The mind muscle connection is one of those things I wish I had known more about when I was younger. For years I ignored, and even fought against, this idea thinking it was some trivial detail that only bodybuilders cared anything about. Now I consider the mind muscle connection one of the most important aspects of training. Ignoring it all those years was a massive mistake on my part.

Why Is The Mind-Muscle Connection So Important?
Here in the west, the idea that mind and body are connected is sometimes a rather new concept. You often don't hear much about joining the body and mind outside of disciplines like Yoga or martial arts. If anything, our western fitness culture is often filled with the idea that the mind is the home of evil and lazy thoughts that can potentially steer you down paths you don't want to go. We often hear things like how we are our own worst enemy or that we have to get out of our own way in order to get results.

While there are some bad ideas and thoughts that can set you back, the idea of needing to fight the mind and keep it separate from the body is a very detrimental concept. You simply cannot achieve success without having a strong mindset which can then translate to better physical action. Not only are the body and mind connected, but in some circles they are even considered one and the same. Body is mind and mind is body.

You can see a good example of this through simple anatomy. The mind, or your brain, is connected to your spinal cord which then branches out into your peripheral nervous system through all of the nerves in your body. These nerves are then attached to your very muscles which respond to the signals they receive directly from your brain. In light of this, we can see how muscle is always behaving in response to the instructions issued by the mind. If there is some sort of injury or disruption of the signal from the mind then the effects on the muscle are very much diminished. The muscle simply cannot function. Everything it does or doesn't do depends on the instructions it receives from your mind.

mind muscle connectionEvery form of training is about teaching your mind to operate your muscles. While we may think of exercise as a form of physical training, it's actually a very mental discipline. It's the mental practice to getting the mind to use your muscles in a progressive and more productive way.
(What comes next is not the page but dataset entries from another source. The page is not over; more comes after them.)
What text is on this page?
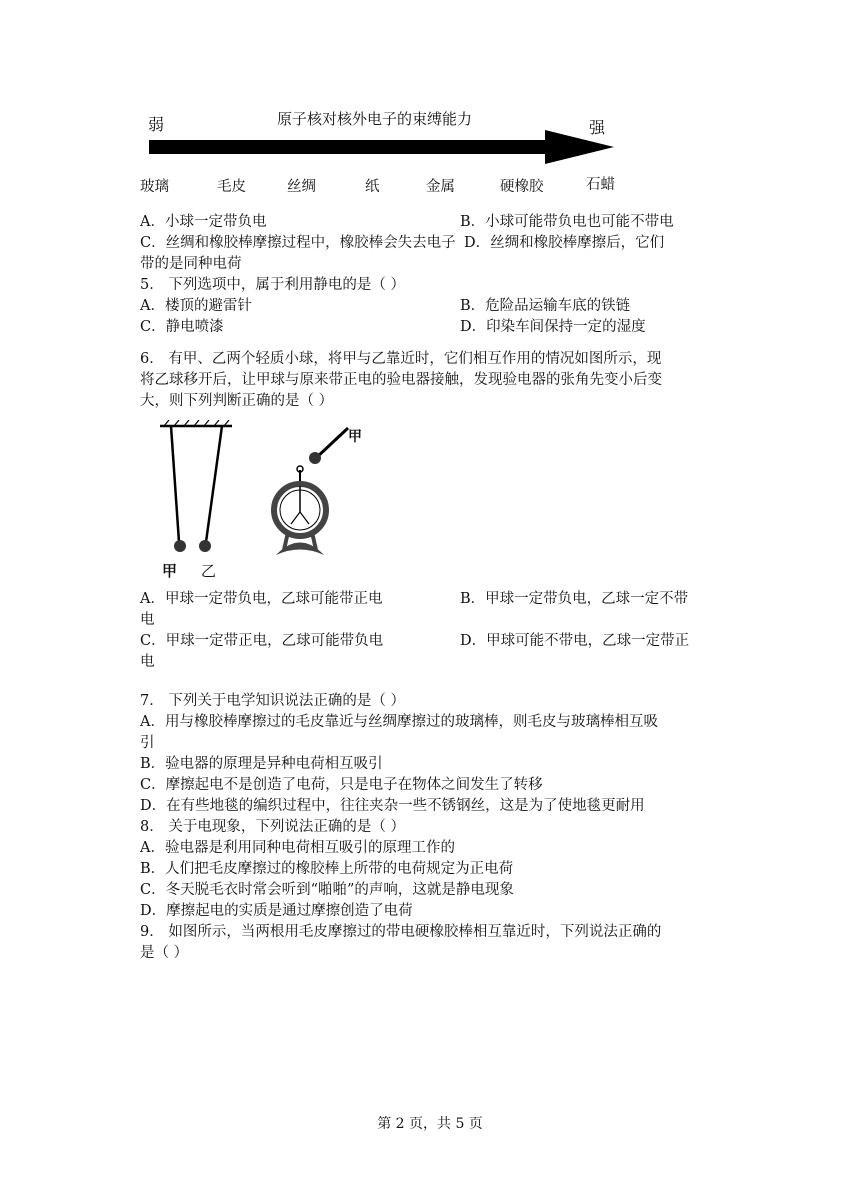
弱	强
原子核对核外电子的束缚能力
玻璃	毛皮	丝绸	纸	金属	硬橡胶	石蜡
A．小球一定带负电	B．小球可能带负电也可能不带电
C．丝绸和橡胶棒摩擦过程中，橡胶棒会失去电子 D．丝绸和橡胶棒摩擦后，它们
带的是同种电荷
5． 下列选项中，属于利用静电的是（ ）
A．楼顶的避雷针	B．危险品运输车底的铁链
C．静电喷漆	D．印染车间保持一定的湿度
6． 有甲、乙两个轻质小球，将甲与乙靠近时，它们相互作用的情况如图所示，现
将乙球移开后，让甲球与原来带正电的验电器接触，发现验电器的张角先变小后变
大，则下列判断正确的是（ ）
甲
甲 乙
A．甲球一定带负电，乙球可能带正电	B．甲球一定带负电，乙球一定不带
电
C．甲球一定带正电，乙球可能带负电	D．甲球可能不带电，乙球一定带正
电
7． 下列关于电学知识说法正确的是（ ）
A．用与橡胶棒摩擦过的毛皮靠近与丝绸摩擦过的玻璃棒，则毛皮与玻璃棒相互吸
引
B．验电器的原理是异种电荷相互吸引
C．摩擦起电不是创造了电荷，只是电子在物体之间发生了转移
D．在有些地毯的编织过程中，往往夹杂一些不锈钢丝，这是为了使地毯更耐用
8． 关于电现象，下列说法正确的是（ ）
A．验电器是利用同种电荷相互吸引的原理工作的
B．人们把毛皮摩擦过的橡胶棒上所带的电荷规定为正电荷
C．冬天脱毛衣时常会听到“啪啪”的声响，这就是静电现象
D．摩擦起电的实质是通过摩擦创造了电荷
9． 如图所示，当两根用毛皮摩擦过的带电硬橡胶棒相互靠近时，下列说法正确的
是（ ）
第 2 页，共 5 页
Training therefore is about training the mind to use the body.

So in the end, everything you want to accomplish in your training comes down to how you use your muscles and everything about using your muscles comes down to how your mind relates to and can use them. Muscle is really simple, it does whatever your mind tells it to do. It's training the mind that's the hard part.
There is a simple trick I use before every exercise I do in the gym to improve the mind-muscle connection. The first thing to do is to get your body in the optimal position for that exercise. In the case of doing a push-up this would involve laying on the floor and placing your hands, elbows, shoulders, feet and head just where you want them to be.
Once you're in the perfect position you tense up all of the muscles you want to engage in your push-up. This might include your chest, shoulders, triceps, quads and abs. This is an important step because most folks usually tense up their muscle reactivity to the resistance of the exercise. When this happens, the muscles tense up in a much less controlled and random pattern. Maybe the shoulders tense more than the chest. Maybe the triceps are hardly in the picture at all. Maybe there's not enough tension in the abs so the body sags. By actively tensing the muscles you can control where the tension is in your body much more easily.

The last step is to then apply the resistance of the exercise. So for push-ups this means pushing slightly off the floor so gravity is pulling down on the whole body. When this happens the tension of the exercise already flows through the muscles in much the same way you wanted before applying the resistance. This way you can work the muscles you want to work as you would like to work them throughout the set.

Give this 3-step setup process a try in your next few workouts. I promise you'll start to feel a much stronger mind-muscle connection within a week or two. Your muscles will contract much harder and you'll have far more control in where the tension is in your body. You'll be able to bring up lagging muscle groups and you'll also enhance your best physical features. Not to mention you'll also gain a heck of a lot more strength and control over everything you do.